Art: The Case of Ana Tzarev

How does any painting get to be worth, say, $70 million? Sometimes there might be a speculative component to high prices: people are often willing to spend a lot on just about any asset if they think the chances that it will rise in value are greater than the chances it will fall in value. But ultimately there need to be some kind of fundamentals driving the price — and in the case of art, those fundamentals are aesthetic.

Is it possible for one person to get $70 million of aesthetic value out of a painting? I’d say probably no — with the proviso that perhaps once you reach a certain level of wealth and have pretty much everything else that money can buy, the opportunity cost of spending $70 million is so low that maybe it can be done. (But you’d need to see essentially zero benefit from marginal charitable contributions for that to be the case.)

On the other hand, it is possible for millions of people, collectively, to get $70 million of aesthetic value out of a painting — hence, art museums. So somewhere down the line, it’s possible to see the glimmer a fundamental justification for those kind of prices.

Still, I would have a great deal of sympathy for any art collector who made it a point only ever to buy works in the primary market — thereby directly supporting the artist, rather than merely the artist’s collectors. If you buy a work in the secondary market, you get the upside of owning a painting, but there’s a downside associated with spending all that money. When you buy in the primary market, that downside is mitigated somewhat by the fact that you know the money is going in large part to the creator of the work: it feels good to both support artists and collect art at the same time.

Of course, some artists are more worthy of your support than others, and it’s quite common for collectors to spend a lot of money on a particular artist not only because they love the work but also because they feel a strong personal connection to the artist.

Which brings me, in a roundabout way, to the peculiar case of Ana Tzarev. If you live in New York City, you will have seen her art everywhere: on the sides of buses, on billboards, on phone kiosks. Her website isn’t exaggerating:

SEE THE WORLD THROUGH ANA’S EYES, which is emblazoned in crisp white text on black ground, can be found throughout Manhattan on: six major billboards–some as high as four stories; more than a dozen phone kiosks; countless buses and bus shelters; and, posters and panels in half a dozen neighborhoods throughout midtown and downtown.

This is something between a public art and vanity publishing, and it has come to fruition in the opening of a monster 14,000-square-foot art gallery on 57th Street — with rent of $2 million per year and renovation costs in the $6 million range — devoted to Tzarev’s art.
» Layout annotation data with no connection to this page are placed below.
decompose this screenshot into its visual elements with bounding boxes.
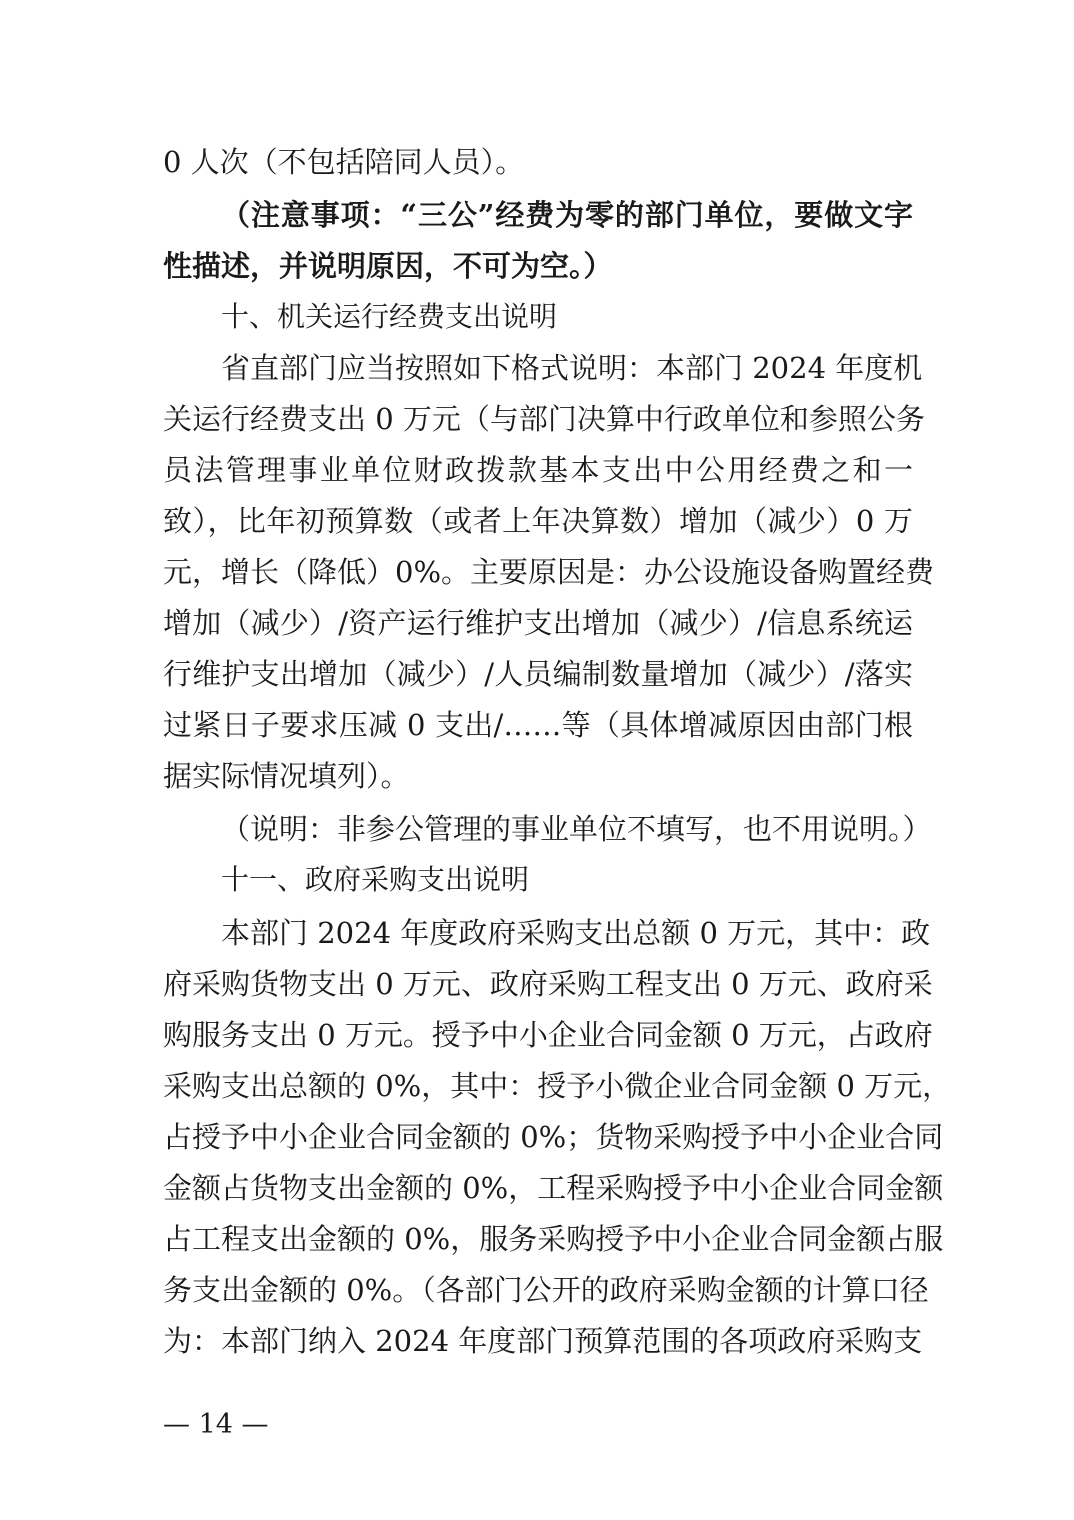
text-line: 务支出金额的 0%。（各部门公开的政府采购金额的计算口径 [163, 1273, 929, 1307]
text-line: 为：本部门纳入 2024 年度部门预算范围的各项政府采购支 [163, 1324, 923, 1358]
note-line: 性描述，并说明原因，不可为空。） [163, 249, 613, 283]
text-line: 省直部门应当按照如下格式说明：本部门 2024 年度机 [221, 351, 923, 385]
text-line: 员法管理事业单位财政拨款基本支出中公用经费之和一 [163, 453, 913, 487]
text-line: 过紧日子要求压减 0 支出/……等（具体增减原因由部门根 [163, 708, 913, 742]
text-line: 增加（减少）/资产运行维护支出增加（减少）/信息系统运 [163, 606, 913, 640]
text-line: 关运行经费支出 0 万元（与部门决算中行政单位和参照公务 [163, 402, 925, 436]
text-line: 0 人次（不包括陪同人员）。 [163, 145, 525, 179]
text-line: 占授予中小企业合同金额的 0%；货物采购授予中小企业合同 [163, 1120, 944, 1154]
text-line: 占工程支出金额的 0%，服务采购授予中小企业合同金额占服 [163, 1222, 944, 1256]
remark-line: （说明：非参公管理的事业单位不填写，也不用说明。） [221, 812, 932, 846]
text-line: 金额占货物支出金额的 0%，工程采购授予中小企业合同金额 [163, 1171, 944, 1205]
text-line: 据实际情况填列）。 [163, 759, 410, 793]
section-heading: 十、机关运行经费支出说明 [221, 300, 558, 333]
text-line: 购服务支出 0 万元。授予中小企业合同金额 0 万元，占政府 [163, 1018, 933, 1052]
section-heading: 十一、政府采购支出说明 [221, 863, 530, 896]
page-number: — 14 — [163, 1409, 269, 1440]
text-line: 行维护支出增加（减少）/人员编制数量增加（减少）/落实 [163, 657, 913, 691]
text-line: 元，增长（降低）0%。主要原因是：办公设施设备购置经费 [163, 555, 935, 589]
note-line: （注意事项：“三公”经费为零的部门单位，要做文字 [221, 198, 913, 232]
text-line: 采购支出总额的 0%，其中：授予小微企业合同金额 0 万元， [163, 1069, 952, 1103]
text-line: 致），比年初预算数（或者上年决算数）增加（减少）0 万 [163, 504, 913, 538]
text-line: 府采购货物支出 0 万元、政府采购工程支出 0 万元、政府采 [163, 967, 933, 1001]
text-line: 本部门 2024 年度政府采购支出总额 0 万元，其中：政 [221, 916, 931, 950]
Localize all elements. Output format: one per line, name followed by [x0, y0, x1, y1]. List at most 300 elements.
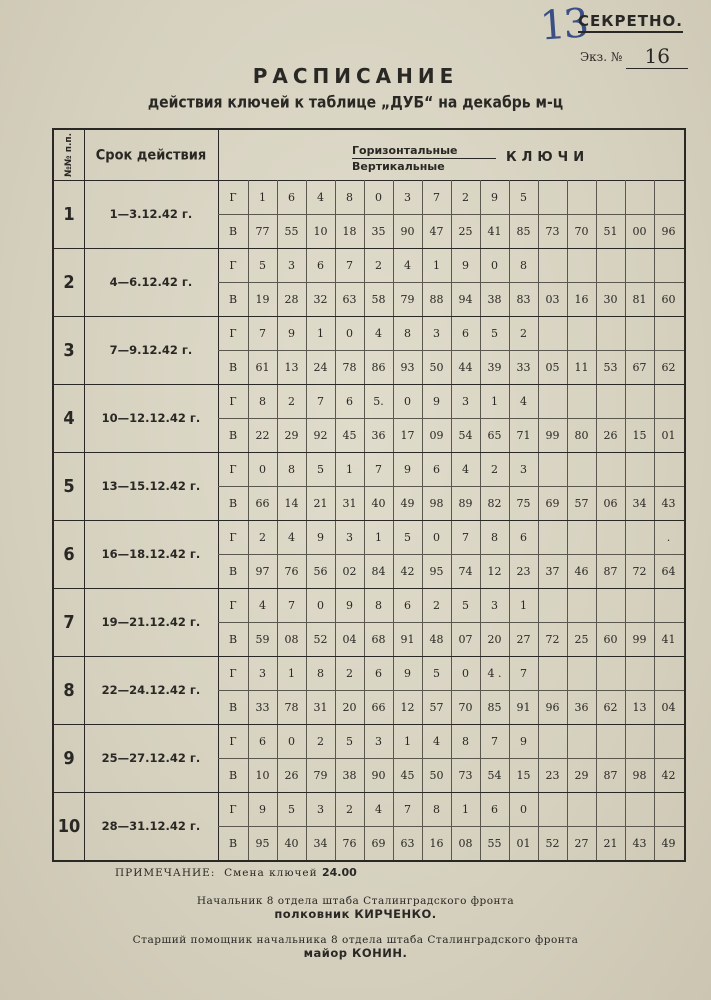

Unfortunately, the art isn’t very good, and the snobbish dealers in the building aren’t happy:

The arrival of a so-called "vanity" gallery — where an artist pays for the space — at the prestigious building has rankled other dealers.

"The fear is that this is another case of money overriding taste and reason," said dealer Jane Kallir, of Galerie St. Etienne, also at 24 W. 57th St.

Well, yes. But look at where the money is coming from: Ana Tzarev is the mother of Richard and Christopher Chandler, who took seed money from the sale of her New Zealand department-store chain and turned it into billions through their Sovereign Global investment firm.

So while there’s something discomfiting about the spectacle of millions of dollars being lavished in this manner on an artist with zero critical acclaim, it’s worth bearing in mind that if you add it all up, it’s probably less than the cost of a single big Warhol. If Richard Chandler had spent much more money on the Warhol, no one would have blinked an eye. Instead, he’s spending it on his mother — which presumably gives both him and her much more pleasure than any Warhol ever would.

Ron Lieber wrote this weekend about donating relatively modest sums to college endowments which might be worth billions of dollars already: he feels an "obligation", he says, "to throw the rope back for others" after receiving a scholarship himself.

Looked at this way, Chandler’s just throwing the rope back to help his mother fulfill her dream, after she helped him fulfill his. New Yorkers are more than capable of living with bad art: we put up with Tom Otterness on Broadway, after all. And the Ana Tzarev gallery is hardly the most ostentatious monument to personal vanity in this city. So although I’m no fan of the art, I don’t see a problem here. I just think the timing is a bit off, and that anybody who spends between $20,000 and $500,000 on one of Tzarev’s paintings has to be a little bit crazy. After all, there’s not much aesthetic value to them, and she clearly doesn’t need the money.